List of regex patterns to redact

None
redact_large_objects bool

Whether to redact objects larger than threshold

False
large_object_threshold int

Size threshold for large object redaction (bytes)

10 * 1024 * 1024
redaction_replacement str

Replacement text for redacted content

'<REDACTED>'
include_redaction_summary bool

Whether to include redaction summary

False
audit_trail bool

Whether to maintain audit trail for compliance

False
Source code in datason/redaction.py
def __init__(
    self,
    redact_fields: Optional[List[str]] = None,
    redact_patterns: Optional[List[str]] = None,
    redact_large_objects: bool = False,
    large_object_threshold: int = 10 * 1024 * 1024,  # 10MB
    redaction_replacement: str = "<REDACTED>",
    include_redaction_summary: bool = False,
    audit_trail: bool = False,
):
    """Initialize the redaction engine.

    Args:
        redact_fields: List of field patterns to redact (e.g., ["password", "*.secret"])
        redact_patterns: List of regex patterns to redact
        redact_large_objects: Whether to redact objects larger than threshold
        large_object_threshold: Size threshold for large object redaction (bytes)
        redaction_replacement: Replacement text for redacted content
        include_redaction_summary: Whether to include redaction summary
        audit_trail: Whether to maintain audit trail for compliance
    """
    self.redact_fields = redact_fields or []
    self.redact_patterns = redact_patterns or []
    self.redact_large_objects = redact_large_objects
    self.large_object_threshold = large_object_threshold
    self.redaction_replacement = redaction_replacement
    self.include_redaction_summary = include_redaction_summary
    self.audit_trail = audit_trail

    # Compile regex patterns for performance
    self._compiled_patterns: List[Pattern] = []
    for pattern in self.redact_patterns:
        try:
            self._compiled_patterns.append(re.compile(pattern, re.IGNORECASE))
        except re.error as e:
            warnings.warn(f"Invalid regex pattern '{pattern}': {e}", stacklevel=2)

    # Audit trail storage
    self._audit_entries: List[RedactionAuditEntry] = []

    # Redaction summary
    self._summary = RedactionSummary()

get_audit_trail() -> Optional[List[Dict[str, Any]]]

Get audit trail if enabled.

Source code in datason/redaction.py
def get_audit_trail(self) -> Optional[List[Dict[str, Any]]]:
    """Get audit trail if enabled."""
    if not self.audit_trail:
        return None

    return [
        {
            "timestamp": entry.timestamp,
            "redaction_type": entry.redaction_type,
            "target": entry.target,
            "original_type": entry.original_type,
            "replacement": entry.replacement,
            "context": entry.context,
        }
        for entry in self._audit_entries
    ]

get_redaction_summary() -> Optional[Dict[str, Any]]
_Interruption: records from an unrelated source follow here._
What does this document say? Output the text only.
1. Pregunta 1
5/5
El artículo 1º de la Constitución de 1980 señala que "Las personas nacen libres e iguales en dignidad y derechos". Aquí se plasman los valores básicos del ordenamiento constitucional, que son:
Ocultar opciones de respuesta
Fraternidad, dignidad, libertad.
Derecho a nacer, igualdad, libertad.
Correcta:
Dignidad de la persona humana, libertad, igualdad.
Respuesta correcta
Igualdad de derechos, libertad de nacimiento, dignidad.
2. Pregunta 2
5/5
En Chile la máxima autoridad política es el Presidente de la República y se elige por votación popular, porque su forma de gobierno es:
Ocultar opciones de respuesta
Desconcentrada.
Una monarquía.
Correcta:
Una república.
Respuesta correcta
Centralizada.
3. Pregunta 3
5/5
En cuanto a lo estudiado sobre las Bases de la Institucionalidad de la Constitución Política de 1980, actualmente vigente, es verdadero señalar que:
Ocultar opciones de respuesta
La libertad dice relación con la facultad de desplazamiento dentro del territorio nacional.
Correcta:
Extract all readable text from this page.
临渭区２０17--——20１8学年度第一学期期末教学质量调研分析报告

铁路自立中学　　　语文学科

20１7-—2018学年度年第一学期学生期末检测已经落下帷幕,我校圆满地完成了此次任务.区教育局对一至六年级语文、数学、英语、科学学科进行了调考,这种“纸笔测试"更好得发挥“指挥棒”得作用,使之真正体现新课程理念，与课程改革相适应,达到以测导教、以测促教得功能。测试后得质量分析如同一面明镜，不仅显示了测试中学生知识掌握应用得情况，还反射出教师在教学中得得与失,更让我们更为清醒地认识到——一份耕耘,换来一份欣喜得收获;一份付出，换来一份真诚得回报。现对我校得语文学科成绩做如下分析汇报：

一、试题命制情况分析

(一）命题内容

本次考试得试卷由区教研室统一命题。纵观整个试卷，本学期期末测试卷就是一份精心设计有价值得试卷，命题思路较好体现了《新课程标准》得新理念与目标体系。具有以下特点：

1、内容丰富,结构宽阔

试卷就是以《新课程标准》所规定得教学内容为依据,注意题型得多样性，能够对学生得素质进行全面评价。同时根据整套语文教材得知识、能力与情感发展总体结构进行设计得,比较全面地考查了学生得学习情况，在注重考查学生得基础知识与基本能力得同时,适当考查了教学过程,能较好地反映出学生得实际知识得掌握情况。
Get redaction summary if enabled.

Source code in datason/redaction.py
def get_redaction_summary(self) -> Optional[Dict[str, Any]]:
    """Get redaction summary if enabled."""
    if not self.include_redaction_summary:
        return None

    return {
        "redaction_summary": {
            "fields_redacted": list(set(self._summary.fields_redacted)),
            "patterns_matched": list(set(self._summary.patterns_matched)),
            "large_objects_redacted": list(set(self._summary.large_objects_redacted)),
            "total_redactions": self._summary.total_redactions,
            "redaction_timestamp": self._summary.redaction_timestamp,
        }
    }

process_object(obj: Any, field_path: str = '', _visited: Optional[Set[int]] = None) -> Any

Process an object for redaction.

Parameters:

Name Type Description Default
obj Any

Object to process

required
field_path str

Current field path

''
_visited Optional[Set[int]]

Set of visited object IDs (for circular reference detection)

None

Returns:

Type Description
Any

Processed object with redactions applied

Source code in datason/redaction.py
def process_object(self, obj: Any, field_path: str = "", _visited: Optional[Set[int]] = None) -> Any:
    """Process an object for redaction.

    Args:
        obj: Object to process
        field_path: Current field path
        _visited: Set of visited object IDs (for circular reference detection)

    Returns:
        Processed object with redactions applied
    """
    if _visited is None:
        _visited = set()

    # Circular reference detection
    obj_id = id(obj)
    if obj_id in _visited:
        return "<CIRCULAR_REFERENCE>"

    # Check for large object redaction first
    if self.should_redact_large_object(obj):
        return self.redact_large_object(obj, field_path)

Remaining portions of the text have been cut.